Однажды в Маковищи пришел стрелец — проситься на службу — и привел с собой охотничью собаку. Хмуро выслушав управляющего, пан Бенедикт сказал:

— Человека не надобно, а собаку куплю: собаки не изменяют и не торгуют своею породой!

ХIII

Петербург… Зачем ему в Петербург? Там сейчас холодно, сыро и уныло, от свинцовой Невы и черной Мойки поднимаются густые туманы, проникают в легкие и скапливаются там в виде жидкости, мешая дышать (так объяснил доктор Беклер), а у Понятовского недавно вновь был тяжелый приступ удушья после прогулки по берегу Немана. Нет, он поедет в Рим, как и собирался.

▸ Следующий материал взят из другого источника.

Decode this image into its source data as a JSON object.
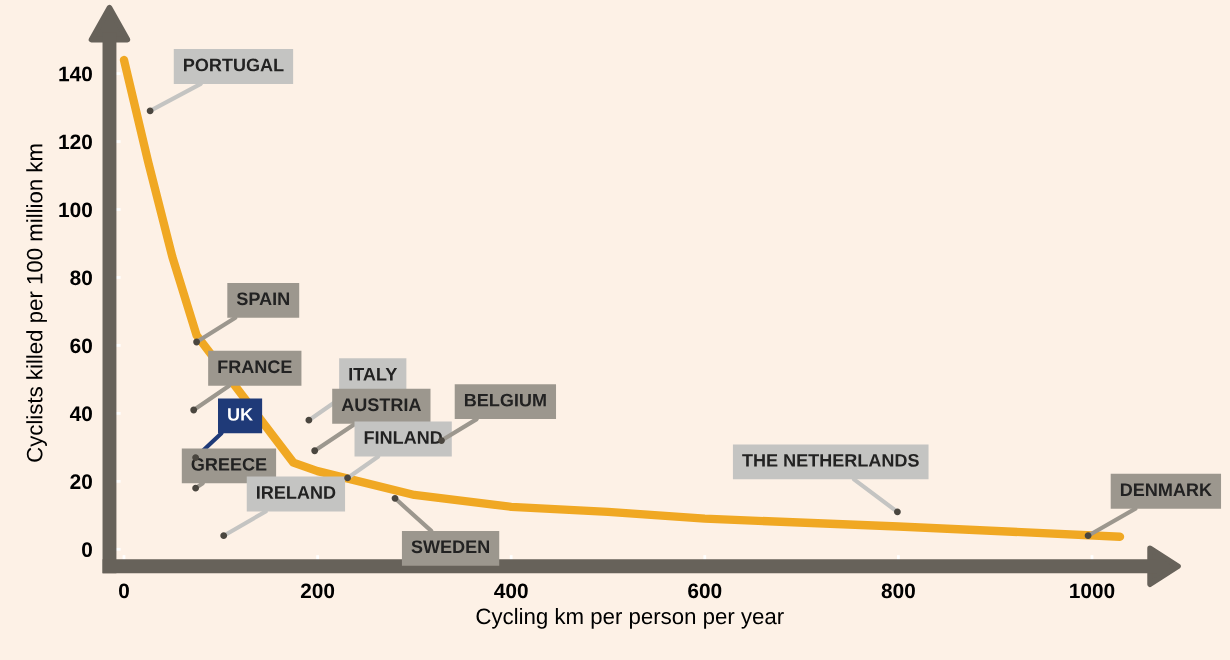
{
  "chart_data": {
    "type": "line",
    "xlabel": "Cycling km per person per year",
    "ylabel": "Cyclists killed per 100 million km",
    "x": [
      0,
      10,
      25,
      50,
      75,
      175,
      200,
      300,
      400,
      500,
      600,
      800,
      1029
    ],
    "series": [
      {
        "color": "#f0a823",
        "values": [
          144,
          132,
          114,
          86,
          63,
          25.5,
          23,
          16,
          12.5,
          11,
          9,
          6.7,
          3.7
        ]
      },
      {
        "type": "scatter",
        "color": "#4a463f",
        "x": [
          27,
          75,
          72,
          74,
          74,
          103,
          191,
          197,
          231,
          328,
          280,
          799,
          996
        ],
        "values": [
          129,
          61,
          41,
          27,
          18,
          4,
          38,
          29,
          21,
          32,
          15,
          11,
          4
        ]
      }
    ],
    "xlim": [
      -15,
      1060
    ],
    "ylim": [
      -5,
      150
    ],
    "xticks": [
      0,
      200,
      400,
      600,
      800,
      1000
    ],
    "yticks": [
      0,
      20,
      40,
      60,
      80,
      100,
      120,
      140
    ],
    "annotations": [
      {
        "text": "PORTUGAL",
        "x": 27,
        "y": 129
      },
      {
        "text": "SPAIN",
        "x": 75,
        "y": 61
      },
      {
        "text": "FRANCE",
        "x": 72,
        "y": 41
      },
      {
        "text": "UK",
        "x": 74,
        "y": 27
      },
      {
        "text": "GREECE",
        "x": 74,
        "y": 18
      },
      {
        "text": "IRELAND",
        "x": 103,
        "y": 4
      },
      {
        "text": "ITALY",
        "x": 191,
        "y": 38
      },
      {
        "text": "AUSTRIA",
        "x": 197,
        "y": 29
      },
      {
        "text": "FINLAND",
        "x": 231,
        "y": 21
      },
      {
        "text": "BELGIUM",
        "x": 328,
        "y": 32
      },
      {
        "text": "SWEDEN",
        "x": 280,
        "y": 15
      },
      {
        "text": "THE NETHERLANDS",
        "x": 799,
        "y": 11
      },
      {
        "text": "DENMARK",
        "x": 996,
        "y": 4
      }
    ]
  }
}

Зайдет в церковь Санта-Мария-Маджоре на Эсквемелине, похожую на двуликого Януса своими разными фасадами, поклонится святому вертепу — яслям младенца Христа, застынет в немом восхищении перед древними мозаиками… Посетит церковь Иисуса, где покоится прах Игнатия Лойолы, — наглядно показывающую, что внутренний мир важнее внешнего лоска; именно по ее образцу строили все иезуитские храмы в Речи Посполитой… Может быть, если хватит сил, поднимется по Лестнице Пилата в Санкта-Санкторум… Хотя вряд ли он сможет взойти на коленях на все двадцать восемь ступеней… Да и полученное таким образом отпущение грехов не исправит последствий его ошибок, совершенных в земной жизни…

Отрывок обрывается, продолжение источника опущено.